Known to Christian tradition as the “Cry of Dereliction,” the phrase is recorded in the gospels of Matthew (27:46) and in Mark (15:34).

Both texts record the cry in Aramaic, the common language (though Matthew uses the Aramaic for God, “Eloi,” while Mark uses the Hebrew “Eli”). Both also then render the cry into the Greek (which is the English we’re reading in our Bibles: “My God, my God, why have you forsaken me?”)

The phrase is a quotation from Psalm 22. It’s the first line of the Psalm. The first four lines of that Psalm reads:

My God, my God, why have you forsaken me?
    Why are you so far from helping me, from the words of my groaning?
  O my God, I cry by day, but you do not answer;
    and by night, but find no rest.

Was Jesus, the Son of God, really abandoned by God in his darkest hour? Shouldn’t this trouble us? Shouldn’t it concern us? If God (Yahweh, the Father) would forsake Jesus, what makes us think God wouldn’t also abandon and forsake us in our darkest moments of despair?

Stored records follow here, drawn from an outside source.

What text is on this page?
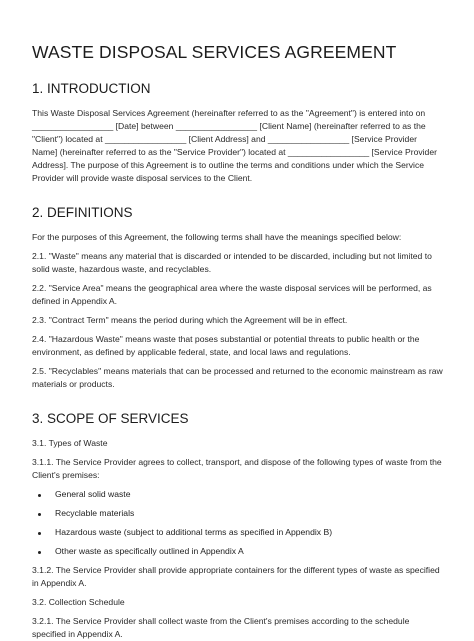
WASTE DISPOSAL SERVICES AGREEMENT
1. INTRODUCTION

This Waste Disposal Services Agreement (hereinafter referred to as the "Agreement") is entered into on _________________ [Date] between _________________ [Client Name] (hereinafter referred to as the "Client") located at _________________ [Client Address] and _________________ [Service Provider Name] (hereinafter referred to as the "Service Provider") located at _________________ [Service Provider Address]. The purpose of this Agreement is to outline the terms and conditions under which the Service Provider will provide waste disposal services to the Client.

2. DEFINITIONS

For the purposes of this Agreement, the following terms shall have the meanings specified below:

2.1. "Waste" means any material that is discarded or intended to be discarded, including but not limited to solid waste, hazardous waste, and recyclables.

2.2. "Service Area" means the geographical area where the waste disposal services will be performed, as defined in Appendix A.

2.3. "Contract Term" means the period during which the Agreement will be in effect.

2.4. "Hazardous Waste" means waste that poses substantial or potential threats to public health or the environment, as defined by applicable federal, state, and local laws and regulations.

2.5. "Recyclables" means materials that can be processed and returned to the economic mainstream as raw materials or products.

3. SCOPE OF SERVICES

3.1. Types of Waste

3.1.1. The Service Provider agrees to collect, transport, and dispose of the following types of waste from the Client's premises:

General solid waste
Recyclable materials
Hazardous waste (subject to additional terms as specified in Appendix B)
Other waste as specifically outlined in Appendix A

3.1.2. The Service Provider shall provide appropriate containers for the different types of waste as specified in Appendix A.

3.2. Collection Schedule

3.2.1. The Service Provider shall collect waste from the Client's premises according to the schedule specified in Appendix A.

And if, as orthodox Christian theology has long affirmed, Jesus was and is fully divine and fully human, wouldn’t his divine nature have prevented a literal abandonment from God? Wouldn’t the “homoousios” (sharing the same divine nature) of Jesus as God with Father and Spirit have precluded God from literally forsaking Jesus?

The Psalm concludes with a word of thanks to God for rescue. God rescued the despondent, suffering one from “the horns of the wild oxen” (v. 22).

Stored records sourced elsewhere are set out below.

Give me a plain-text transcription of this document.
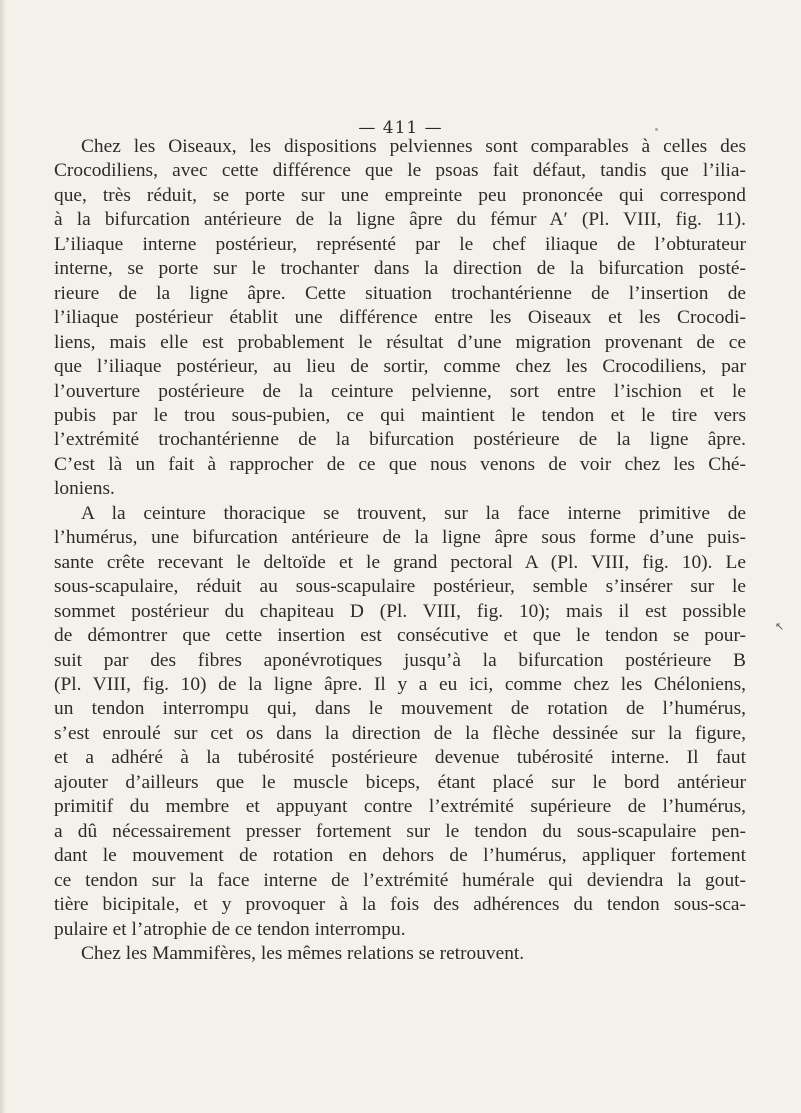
— 411 —
Chez les Oiseaux, les dispositions pelviennes sont comparables à celles des
Crocodiliens, avec cette différence que le psoas fait défaut, tandis que l’ilia-
que, très réduit, se porte sur une empreinte peu prononcée qui correspond
à la bifurcation antérieure de la ligne âpre du fémur A′ (Pl. VIII, fig. 11).
L’iliaque interne postérieur, représenté par le chef iliaque de l’obturateur
interne, se porte sur le trochanter dans la direction de la bifurcation posté-
rieure de la ligne âpre. Cette situation trochantérienne de l’insertion de
l’iliaque postérieur établit une différence entre les Oiseaux et les Crocodi-
liens, mais elle est probablement le résultat d’une migration provenant de ce
que l’iliaque postérieur, au lieu de sortir, comme chez les Crocodiliens, par
l’ouverture postérieure de la ceinture pelvienne, sort entre l’ischion et le
pubis par le trou sous-pubien, ce qui maintient le tendon et le tire vers
l’extrémité trochantérienne de la bifurcation postérieure de la ligne âpre.
C’est là un fait à rapprocher de ce que nous venons de voir chez les Ché-
loniens.
A la ceinture thoracique se trouvent, sur la face interne primitive de
l’humérus, une bifurcation antérieure de la ligne âpre sous forme d’une puis-
sante crête recevant le deltoïde et le grand pectoral A (Pl. VIII, fig. 10). Le
sous-scapulaire, réduit au sous-scapulaire postérieur, semble s’insérer sur le
sommet postérieur du chapiteau D (Pl. VIII, fig. 10); mais il est possible
de démontrer que cette insertion est consécutive et que le tendon se pour-
suit par des fibres aponévrotiques jusqu’à la bifurcation postérieure B
(Pl. VIII, fig. 10) de la ligne âpre. Il y a eu ici, comme chez les Chéloniens,
un tendon interrompu qui, dans le mouvement de rotation de l’humérus,
s’est enroulé sur cet os dans la direction de la flèche dessinée sur la figure,
et a adhéré à la tubérosité postérieure devenue tubérosité interne. Il faut
ajouter d’ailleurs que le muscle biceps, étant placé sur le bord antérieur
primitif du membre et appuyant contre l’extrémité supérieure de l’humérus,
a dû nécessairement presser fortement sur le tendon du sous-scapulaire pen-
dant le mouvement de rotation en dehors de l’humérus, appliquer fortement
ce tendon sur la face interne de l’extrémité humérale qui deviendra la gout-
tière bicipitale, et y provoquer à la fois des adhérences du tendon sous-sca-
pulaire et l’atrophie de ce tendon interrompu.
Chez les Mammifères, les mêmes relations se retrouvent.
↖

And the Psalmist gives thanks, because God “did not despise or abhor the affliction of the afflicted;
he did not hide his face from me, but heard when I cried to him” (v. 24).

In Hebrew tradition, it was common to reference the first line of a Psalm as a way of bringing to mind the whole Psalm. Because of the positive ending of the Psalm and the words of testimony for deliverance from God, some have suggested that Matthew and Mark are doing just this.

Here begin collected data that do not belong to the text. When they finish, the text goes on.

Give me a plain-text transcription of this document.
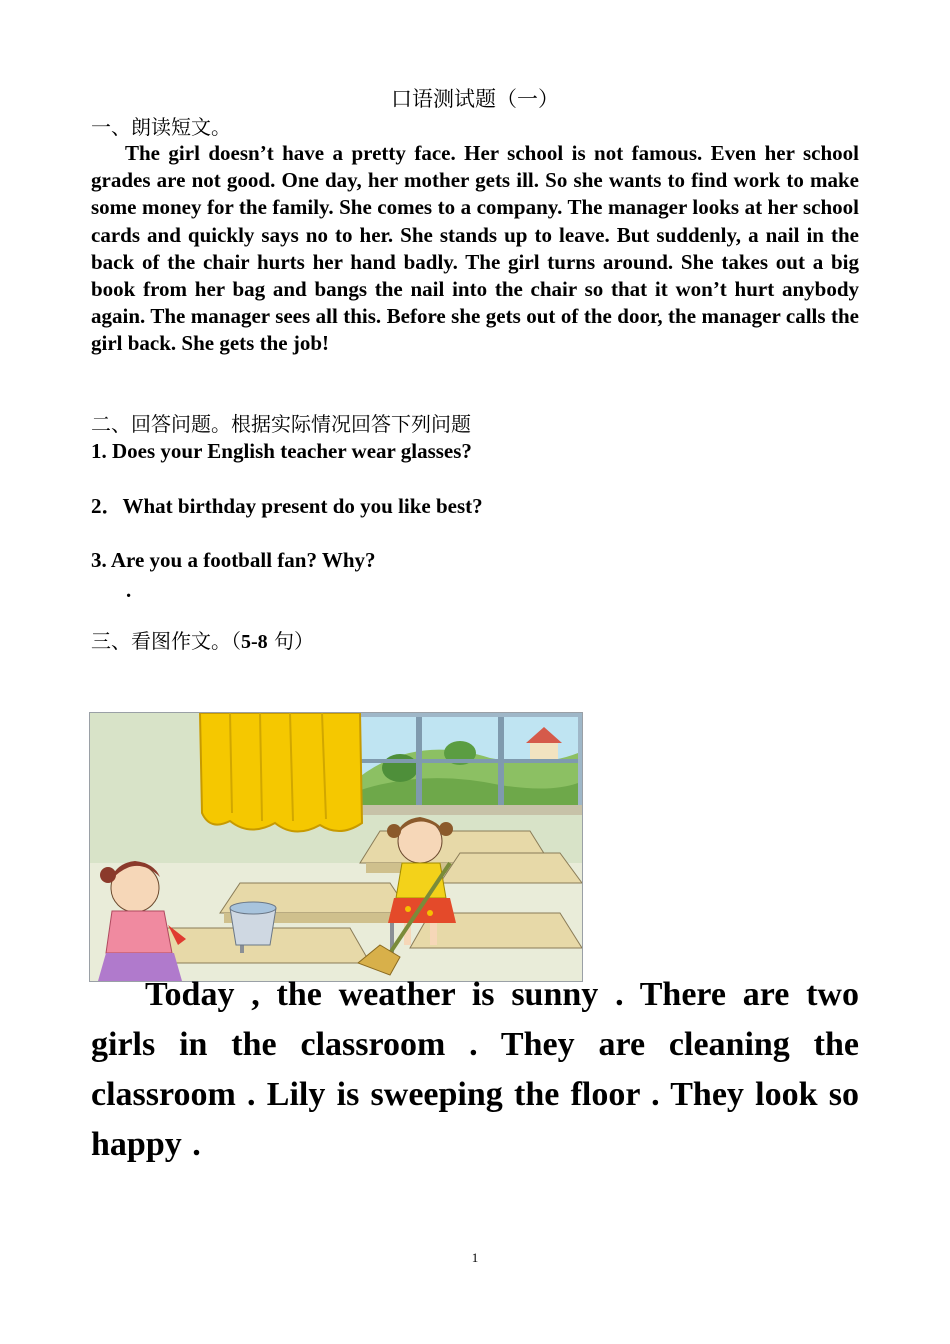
口语测试题（一）
一、朗读短文。
The girl doesn’t have a pretty face. Her school is not famous. Even her school grades are not good. One day, her mother gets ill. So she wants to find work to make some money for the family. She comes to a company. The manager looks at her school cards and quickly says no to her. She stands up to leave. But suddenly, a nail in the back of the chair hurts her hand badly. The girl turns around. She takes out a big book from her bag and bangs the nail into the chair so that it won’t hurt anybody again. The manager sees all this. Before she gets out of the door, the manager calls the girl back. She gets the job!
二、回答问题。根据实际情况回答下列问题
1. Does your English teacher wear glasses?
2．What birthday present do you like best?
3. Are you a football fan? Why?
.
三、看图作文。（5-8 句）
Today , the weather is sunny . There are two girls in the classroom . They are cleaning the classroom . Lily is sweeping the floor . They look so happy .
1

That is, the use of the first line of the Psalm–which indicates great despair—could have simply been a literary technique in the two gospels to indicate that God would soon deliver Jesus from his suffering, just as God delivered the Psalmist from his despair (from “the horns of the wild oxen”). The reader/hearer of the gospel would recognize the cue and anticipate deliverance from the suffering.

But I’m not so sure.

That explanation seems trite and forced, given the context of darkness (the sky is pictured as very dark, even in mid-day) and the depth of suffering and despair Jesus undergoes. That God’s Messiah felt abandoned by God should strike the reader to the core. I think we’re supposed to shudder with dread–just as Jesus did.

We shouldn’t bog ourselves down into the metaphysics or the ontology here. We don’t necessarily need to know what Jesus being abandoned by God means for Christology or for trinitarian theology.

Not today, not on Good Friday, at least.

We only need to understand that Jesus deeply felt abandoned by God, forsaken by the one who had sent him into the world. Even the anticipation that this was coming, couldn’t take the dread away, once it came.

These haunting words, spoken by Jesus on the cross, shouldn’t be minimized. They shouldn’t be minimized because they show that Jesus knows suffering. Jesus knows deep dread. Jesus knows darkness. Jesus knows loneliness.

There are many today suffering from the dread of dark depression, the solitude of loneliness, the pangs of literal hunger, the alienation of being separated from life. The pains of loss and death, whether by war and terrorism, or disease and deterioration, resonate in Jesus’ words on the cross.

We don’t need to answer whether Jesus’ despair was the result of a metaphysical separation of God from Jesus, a turning of the Father away from the Son, to reckon with the experience of forsakenness that shook Jesus to the core.

For those in the depth of the darkness, what’s the difference? The experience is enough.

And that’s why we can’t jump from the cross to resurrection too soon. We need Good Friday.